En mi época teníamos que beber y fumar para demostrar que éramos hombres recios y viriles, y no me refiero a beber agua precisamente. En cuanto al tabaco, había que fumar con la izquierda, porque si fumabas con la derecha eras maricón (supongo que habría varias tesis doctorales sobre esto). Yo podía evadir las sospechas por no fumar, porque todos sabían que hacía atletismo. La contrapartida era una opinión desagradable bastante extendida en el pueblo sobre el estado mental del hijo del veterinario, que salía a correr por la carretera en pantalón corto cuando podía estar bebiendo Pacharán con sus amigos.
Por supuesto, de relaciones sexuales estábamos todos ampliamente servidos, faltaría más. Es cierto que había en esto una contradicción, porque si las chicas tenían que llegar puras y castas al matrimonio, ¿con quienes nos metíamos entonces en la cama? Es mejor que no les diga la respuesta que todos ustedes suponen, porque seguramente ni eso pasaba. Era todo pura fanfarronería, como la de Pirgopolinices, el soldado fanfarrón protagonista de “Miles gloriosus”, la conocida obra de Plauto. Nuestra miseria material empezó a desaparecer en los años sesenta, pero nuestra miseria moral tardó mucho más.

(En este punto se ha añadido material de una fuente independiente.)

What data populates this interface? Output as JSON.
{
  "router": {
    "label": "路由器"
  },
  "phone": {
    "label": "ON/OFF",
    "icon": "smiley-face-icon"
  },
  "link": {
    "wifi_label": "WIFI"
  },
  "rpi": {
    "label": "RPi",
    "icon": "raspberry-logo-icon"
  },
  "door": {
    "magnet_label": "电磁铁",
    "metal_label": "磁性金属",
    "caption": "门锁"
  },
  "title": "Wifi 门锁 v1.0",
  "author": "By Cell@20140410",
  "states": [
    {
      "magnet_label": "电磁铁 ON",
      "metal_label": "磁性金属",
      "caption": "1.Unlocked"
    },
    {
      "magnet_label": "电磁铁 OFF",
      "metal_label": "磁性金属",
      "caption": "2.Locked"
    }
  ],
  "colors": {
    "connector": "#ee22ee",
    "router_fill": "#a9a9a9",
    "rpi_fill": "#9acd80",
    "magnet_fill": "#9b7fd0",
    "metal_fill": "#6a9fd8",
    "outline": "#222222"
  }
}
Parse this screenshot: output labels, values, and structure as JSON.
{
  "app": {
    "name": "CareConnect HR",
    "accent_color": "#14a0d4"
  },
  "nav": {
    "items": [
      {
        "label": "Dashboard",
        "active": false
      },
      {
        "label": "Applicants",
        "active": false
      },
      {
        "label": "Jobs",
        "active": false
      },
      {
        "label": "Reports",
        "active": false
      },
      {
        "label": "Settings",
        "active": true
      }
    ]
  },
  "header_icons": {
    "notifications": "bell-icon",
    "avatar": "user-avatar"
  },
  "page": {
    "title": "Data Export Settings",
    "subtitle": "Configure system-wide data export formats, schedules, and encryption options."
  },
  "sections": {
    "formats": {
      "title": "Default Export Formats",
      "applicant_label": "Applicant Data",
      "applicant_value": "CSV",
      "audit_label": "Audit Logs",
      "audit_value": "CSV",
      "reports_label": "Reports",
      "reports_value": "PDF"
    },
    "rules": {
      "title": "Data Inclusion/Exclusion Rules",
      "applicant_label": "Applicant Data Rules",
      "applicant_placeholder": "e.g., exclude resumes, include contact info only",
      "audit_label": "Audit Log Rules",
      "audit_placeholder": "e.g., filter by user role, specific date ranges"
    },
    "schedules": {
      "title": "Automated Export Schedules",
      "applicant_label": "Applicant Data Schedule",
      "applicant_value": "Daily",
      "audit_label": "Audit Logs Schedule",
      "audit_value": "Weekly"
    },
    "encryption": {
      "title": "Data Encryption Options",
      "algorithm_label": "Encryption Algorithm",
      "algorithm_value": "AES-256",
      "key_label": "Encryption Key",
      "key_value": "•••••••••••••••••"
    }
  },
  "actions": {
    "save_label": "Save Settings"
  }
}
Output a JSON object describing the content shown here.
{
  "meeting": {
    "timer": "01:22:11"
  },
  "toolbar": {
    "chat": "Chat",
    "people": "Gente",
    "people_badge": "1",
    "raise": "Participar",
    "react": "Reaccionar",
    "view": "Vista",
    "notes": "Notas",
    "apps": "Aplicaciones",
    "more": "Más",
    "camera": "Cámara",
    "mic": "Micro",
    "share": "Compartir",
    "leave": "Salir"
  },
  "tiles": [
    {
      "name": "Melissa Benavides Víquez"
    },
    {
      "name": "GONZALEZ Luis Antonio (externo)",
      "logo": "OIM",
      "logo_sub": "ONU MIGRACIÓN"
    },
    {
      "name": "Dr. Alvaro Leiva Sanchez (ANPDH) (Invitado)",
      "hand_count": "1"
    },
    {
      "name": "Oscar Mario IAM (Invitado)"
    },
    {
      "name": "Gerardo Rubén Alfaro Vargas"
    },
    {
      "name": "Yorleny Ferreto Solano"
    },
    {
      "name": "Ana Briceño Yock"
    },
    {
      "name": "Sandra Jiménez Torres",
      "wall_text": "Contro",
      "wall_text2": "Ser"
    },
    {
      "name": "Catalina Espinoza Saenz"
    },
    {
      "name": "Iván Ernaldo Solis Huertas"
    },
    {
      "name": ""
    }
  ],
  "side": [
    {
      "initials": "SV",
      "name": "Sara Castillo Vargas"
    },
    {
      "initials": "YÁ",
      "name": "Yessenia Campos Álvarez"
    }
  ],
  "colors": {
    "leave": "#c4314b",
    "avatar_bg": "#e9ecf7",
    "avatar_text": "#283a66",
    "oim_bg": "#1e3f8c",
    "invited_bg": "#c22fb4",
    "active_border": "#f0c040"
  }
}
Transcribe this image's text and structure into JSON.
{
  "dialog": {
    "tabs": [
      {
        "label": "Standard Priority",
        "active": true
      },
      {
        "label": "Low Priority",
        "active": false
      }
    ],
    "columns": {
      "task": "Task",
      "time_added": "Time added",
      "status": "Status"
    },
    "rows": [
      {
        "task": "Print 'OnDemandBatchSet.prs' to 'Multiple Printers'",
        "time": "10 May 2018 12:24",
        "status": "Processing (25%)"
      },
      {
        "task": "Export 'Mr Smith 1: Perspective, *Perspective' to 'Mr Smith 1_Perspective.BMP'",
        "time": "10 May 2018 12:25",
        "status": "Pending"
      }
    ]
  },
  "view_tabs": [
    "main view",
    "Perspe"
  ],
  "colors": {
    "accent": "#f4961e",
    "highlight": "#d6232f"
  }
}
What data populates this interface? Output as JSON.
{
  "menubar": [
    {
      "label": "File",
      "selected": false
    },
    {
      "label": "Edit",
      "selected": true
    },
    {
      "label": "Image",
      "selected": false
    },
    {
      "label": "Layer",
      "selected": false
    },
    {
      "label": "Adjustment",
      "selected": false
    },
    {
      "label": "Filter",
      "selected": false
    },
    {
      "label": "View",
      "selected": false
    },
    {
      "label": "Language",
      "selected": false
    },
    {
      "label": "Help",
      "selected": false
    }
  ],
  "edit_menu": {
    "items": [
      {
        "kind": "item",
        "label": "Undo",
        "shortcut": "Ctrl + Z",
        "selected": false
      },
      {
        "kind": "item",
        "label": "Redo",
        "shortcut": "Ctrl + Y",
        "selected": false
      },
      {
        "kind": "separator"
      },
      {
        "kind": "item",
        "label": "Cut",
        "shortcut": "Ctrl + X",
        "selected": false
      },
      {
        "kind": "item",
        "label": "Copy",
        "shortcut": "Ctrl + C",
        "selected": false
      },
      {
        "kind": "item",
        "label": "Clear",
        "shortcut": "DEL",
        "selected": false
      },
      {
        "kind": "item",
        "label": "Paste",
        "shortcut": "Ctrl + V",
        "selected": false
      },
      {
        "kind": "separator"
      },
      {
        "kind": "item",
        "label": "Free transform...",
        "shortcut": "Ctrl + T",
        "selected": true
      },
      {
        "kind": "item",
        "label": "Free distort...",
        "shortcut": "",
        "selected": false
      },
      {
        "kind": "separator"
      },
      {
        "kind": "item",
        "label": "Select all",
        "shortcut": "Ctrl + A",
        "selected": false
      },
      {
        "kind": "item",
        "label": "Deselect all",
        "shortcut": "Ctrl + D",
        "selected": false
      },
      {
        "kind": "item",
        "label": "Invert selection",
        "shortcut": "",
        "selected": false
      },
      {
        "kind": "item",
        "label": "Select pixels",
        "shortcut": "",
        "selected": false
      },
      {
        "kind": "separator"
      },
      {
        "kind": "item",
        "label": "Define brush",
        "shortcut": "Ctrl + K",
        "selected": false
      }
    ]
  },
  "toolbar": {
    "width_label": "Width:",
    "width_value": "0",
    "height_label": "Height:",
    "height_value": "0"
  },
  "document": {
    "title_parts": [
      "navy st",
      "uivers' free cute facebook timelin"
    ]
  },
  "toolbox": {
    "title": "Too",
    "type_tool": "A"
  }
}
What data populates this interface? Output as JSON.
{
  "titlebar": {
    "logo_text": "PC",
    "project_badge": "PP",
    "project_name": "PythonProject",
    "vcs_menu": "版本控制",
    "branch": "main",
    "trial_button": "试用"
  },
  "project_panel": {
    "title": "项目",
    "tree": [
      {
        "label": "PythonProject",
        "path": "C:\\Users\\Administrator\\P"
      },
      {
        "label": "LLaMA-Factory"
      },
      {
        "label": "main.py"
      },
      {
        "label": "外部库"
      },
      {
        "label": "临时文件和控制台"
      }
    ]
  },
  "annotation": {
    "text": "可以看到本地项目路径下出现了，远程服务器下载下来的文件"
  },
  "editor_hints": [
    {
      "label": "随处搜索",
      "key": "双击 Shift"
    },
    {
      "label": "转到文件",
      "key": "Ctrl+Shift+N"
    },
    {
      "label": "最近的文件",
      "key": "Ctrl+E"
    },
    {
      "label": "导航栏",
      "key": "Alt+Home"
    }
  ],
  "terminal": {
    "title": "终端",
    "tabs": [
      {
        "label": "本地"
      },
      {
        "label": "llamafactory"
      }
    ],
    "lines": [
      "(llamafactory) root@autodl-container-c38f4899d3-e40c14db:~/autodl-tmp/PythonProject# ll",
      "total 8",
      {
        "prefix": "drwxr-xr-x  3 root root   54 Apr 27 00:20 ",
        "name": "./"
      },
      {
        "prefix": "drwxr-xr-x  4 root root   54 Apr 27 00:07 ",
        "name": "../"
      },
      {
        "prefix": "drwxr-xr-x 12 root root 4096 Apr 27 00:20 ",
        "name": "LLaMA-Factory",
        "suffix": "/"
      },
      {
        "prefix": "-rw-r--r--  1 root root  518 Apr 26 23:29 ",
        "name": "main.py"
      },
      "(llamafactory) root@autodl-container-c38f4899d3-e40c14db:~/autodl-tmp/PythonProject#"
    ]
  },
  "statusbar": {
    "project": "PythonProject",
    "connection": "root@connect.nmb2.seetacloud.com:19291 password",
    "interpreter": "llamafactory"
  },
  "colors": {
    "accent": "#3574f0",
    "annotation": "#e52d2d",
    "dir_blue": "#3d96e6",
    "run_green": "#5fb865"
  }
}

Y sin embargo, ya ven como ha cambiado España. La prohibición de no fumar en determinados espacios se respeta escrupulosamente, tal que fuéramos alemanes, pero lo mejor es que hemos sido pioneros legalizando el matrimonio homosexual. No está nada mal para un pueblo que supuestamente llevábamos la violencia a flor de piel, y que necesitábamos mano dura y vara larga para ser gobernados. Incluso hubo dirigentes del PP (partido que denunció ante el Constitucional la citada ley) que hicieron acto de presencia en el fiestorro del Orgullo Gay de Madrid, y la propia Cifuentes se puso a bailar en la Tribuna, con bastante brío por cierto.